Hansen, Sato, Ruedy, Lo, Lea and Medina-Elizade have published their latest screed on "Global temperature change" in the Proceedings of the National Academy of Sciences.
and if you actually use the GISS or the Hadley Center temperature records the agreement is excellent. Of course, if you want to falsify the prediction, you can always engage in climate fraudit, straight out denial is also a popular sport in comments sections as well. Eli has had a series of posts on the Hansen paper and testimony in 1988 where the original prediction was made (the graph above is an update of that one, with the same model predictions and data up to 2005). The new paper says (about the old predictions)
Observed warming (Fig. 2) is comparable to that simulated for scenarios B and C, and smaller than that for scenario A. Following refs. 18 and 14, let us assess ‘‘predictions’’ by comparing simulated and observed temperature change from 1988 to the most recent year. Modeled 1988–2005 temperature changes are 0.59, 0.33, and 0.40°C, respectively, for scenarios A, B, and C. Observed temperature change is 0.32°C and 0.36°C for the land–ocean index and meteorological station analyses, respectively.....Not bad for a first generation model, and they got a lot of other things right too. Now this does not say the model was perfect, just that it was useful, moreover there are good scientific reasons why it worked, including good physics, and a relatively short period between then and now.
Close agreement of observed temperature change with simulations for the most realistic climate forcing (scenario B) is accidental, given the large unforced variability in both model and real world. Indeed, moderate overestimate of global warming is likely because the sensitivity of the model used (12), 4.2°C for doubled CO2, is larger than our current estimate for actual climate sensitivity, which is 3 1°C for doubledCO2, based mainly on paleoclimate data (17). More complete analyses should include other climate forcings and cover longer periods. Nevertheless, it is apparent that the first transient climate simulations (12) proved to be quite accurate, certainly not ‘‘wrong by 300%’’ (14). The assertion of 300% error may have been based on an earlier arbitrary comparison of 1988– 1997 observed temperature change with only scenario A (18). Observed warming was slight in that 9-year period, which is too brief for meaningful comparison.14 is Michael Cricheton, 18 is Pat Michaels.

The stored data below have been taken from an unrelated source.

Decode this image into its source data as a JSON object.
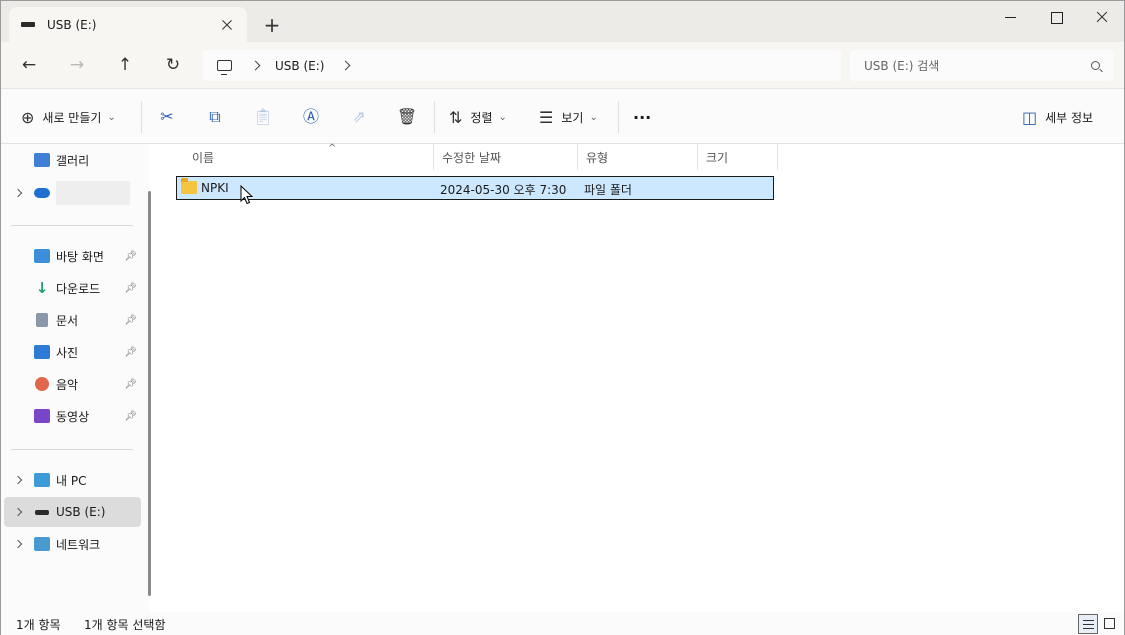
{
  "tab": {
    "title": "USB (E:)",
    "new_tab": "+"
  },
  "address": {
    "crumbs": [
      "USB (E:)"
    ]
  },
  "search": {
    "placeholder": "USB (E:) 검색"
  },
  "toolbar": {
    "new_label": "새로 만들기",
    "sort_label": "정렬",
    "view_label": "보기",
    "more_label": "···",
    "details_label": "세부 정보"
  },
  "sidebar": {
    "gallery": "갤러리",
    "onedrive": "",
    "quick": [
      {
        "label": "바탕 화면"
      },
      {
        "label": "다운로드"
      },
      {
        "label": "문서"
      },
      {
        "label": "사진"
      },
      {
        "label": "음악"
      },
      {
        "label": "동영상"
      }
    ],
    "thispc": "내 PC",
    "usb": "USB (E:)",
    "network": "네트워크"
  },
  "columns": {
    "name": "이름",
    "modified": "수정한 날짜",
    "type": "유형",
    "size": "크기"
  },
  "files": [
    {
      "name": "NPKI",
      "modified": "2024-05-30 오후 7:30",
      "type": "파일 폴더",
      "size": ""
    }
  ],
  "status": {
    "count": "1개 항목",
    "selected": "1개 항목 선택함"
  },
  "colors": {
    "accent": "#2a5fb0",
    "selection": "#cce8ff",
    "folder": "#f6c440"
  },
  "icons": [
    "drive-icon",
    "back-icon",
    "forward-icon",
    "up-icon",
    "refresh-icon",
    "monitor-icon",
    "search-icon",
    "cut-icon",
    "copy-icon",
    "paste-icon",
    "rename-icon",
    "share-icon",
    "delete-icon",
    "folder-icon",
    "pin-icon"
  ]
}
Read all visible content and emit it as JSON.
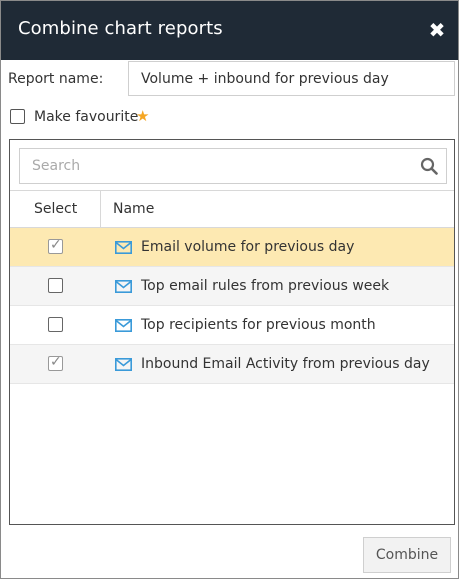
{
  "dialog": {
    "title": "Combine chart reports",
    "close_glyph": "✖"
  },
  "form": {
    "report_name_label": "Report name:",
    "report_name_value": "Volume + inbound for previous day",
    "favourite_label": "Make favourite",
    "favourite_checked": false
  },
  "list": {
    "search_placeholder": "Search",
    "columns": {
      "select": "Select",
      "name": "Name"
    },
    "rows": [
      {
        "name": "Email volume for previous day",
        "checked": true
      },
      {
        "name": "Top email rules from previous week",
        "checked": false
      },
      {
        "name": "Top recipients for previous month",
        "checked": false
      },
      {
        "name": "Inbound Email Activity from previous day",
        "checked": true
      }
    ]
  },
  "footer": {
    "combine_label": "Combine"
  },
  "colors": {
    "titlebar": "#1f2a36",
    "selected_row": "#fde9b2",
    "accent_icon": "#3a9ad9",
    "star": "#f5a623"
  },
  "icons": {
    "close": "close-icon",
    "favourite": "star-icon",
    "search": "search-icon",
    "row_type": "envelope-icon"
  }
}
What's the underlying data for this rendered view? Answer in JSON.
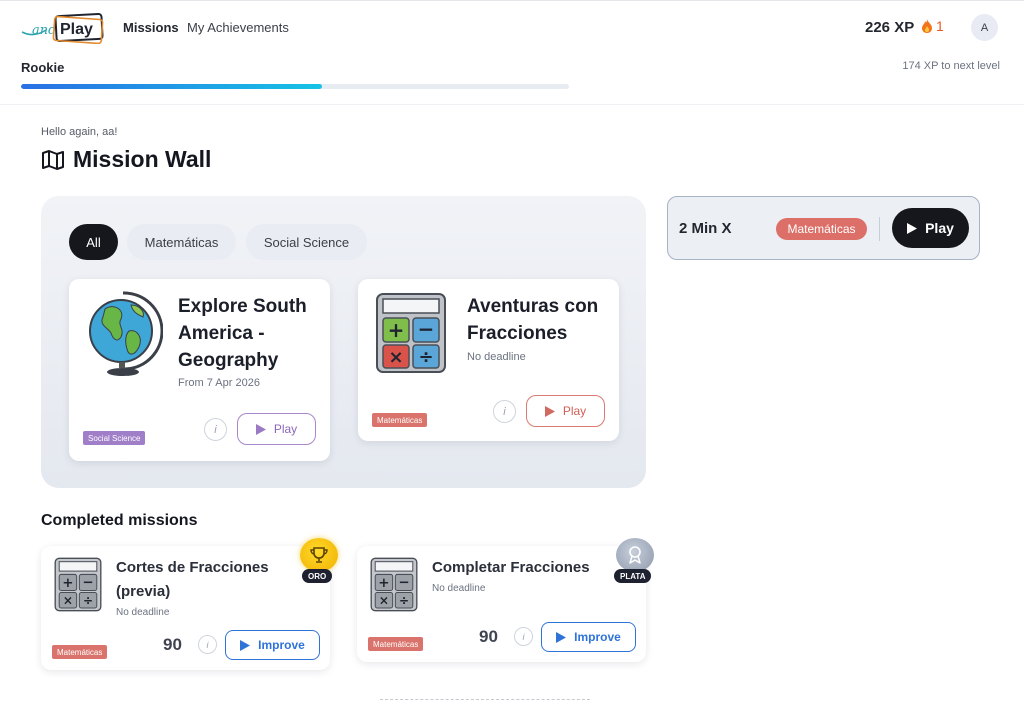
{
  "header": {
    "nav": {
      "missions": "Missions",
      "achievements": "My Achievements"
    },
    "xp": "226 XP",
    "streak": "1",
    "avatar_initial": "A"
  },
  "level": {
    "name": "Rookie",
    "next_level": "174 XP to next level",
    "progress_fraction": 0.55
  },
  "greeting": "Hello again, aa!",
  "page_title": "Mission Wall",
  "filters": {
    "all": "All",
    "matematicas": "Matemáticas",
    "social": "Social Science"
  },
  "missions": [
    {
      "title": "Explore South America - Geography",
      "title_lines": [
        "Explore South",
        "America -",
        "Geography"
      ],
      "subtitle": "From 7 Apr 2026",
      "tag": "Social Science",
      "play": "Play"
    },
    {
      "title": "Aventuras con Fracciones",
      "title_lines": [
        "Aventuras con",
        "Fracciones"
      ],
      "subtitle": "No deadline",
      "tag": "Matemáticas",
      "play": "Play"
    }
  ],
  "quick": {
    "title": "2 Min X",
    "tag": "Matemáticas",
    "play": "Play"
  },
  "completed": {
    "title": "Completed missions",
    "items": [
      {
        "title_lines": [
          "Cortes de Fracciones",
          "(previa)"
        ],
        "subtitle": "No deadline",
        "tag": "Matemáticas",
        "score": "90",
        "improve": "Improve",
        "medal": "ORO"
      },
      {
        "title_lines": [
          "Completar Fracciones"
        ],
        "subtitle": "No deadline",
        "tag": "Matemáticas",
        "score": "90",
        "improve": "Improve",
        "medal": "PLATA"
      }
    ]
  },
  "colors": {
    "accent": "#2f73d8",
    "matematicas": "#d9736b",
    "social": "#a07ec8",
    "progress_start": "#2a6fe5",
    "progress_end": "#16c3e5"
  },
  "icons": {
    "logo": "andplay-logo",
    "streak": "flame-icon",
    "map": "map-icon",
    "play": "play-icon",
    "info": "info-icon",
    "trophy": "trophy-icon",
    "ribbon": "ribbon-icon"
  }
}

In the period between 1988 and 2005 CO2 concentrations increased about 30 ppm, or about 1/10th of that equivalent to a doubling. Thus, the higher assumed climate sensitivity (~40% high) would only result is a ~4% difference in the forcing if you assume a linear trend, less if you use the proper logarithmic dependence of CO2 forcing on CO2 mixing ratios. I think Hansen et al are being much too modest.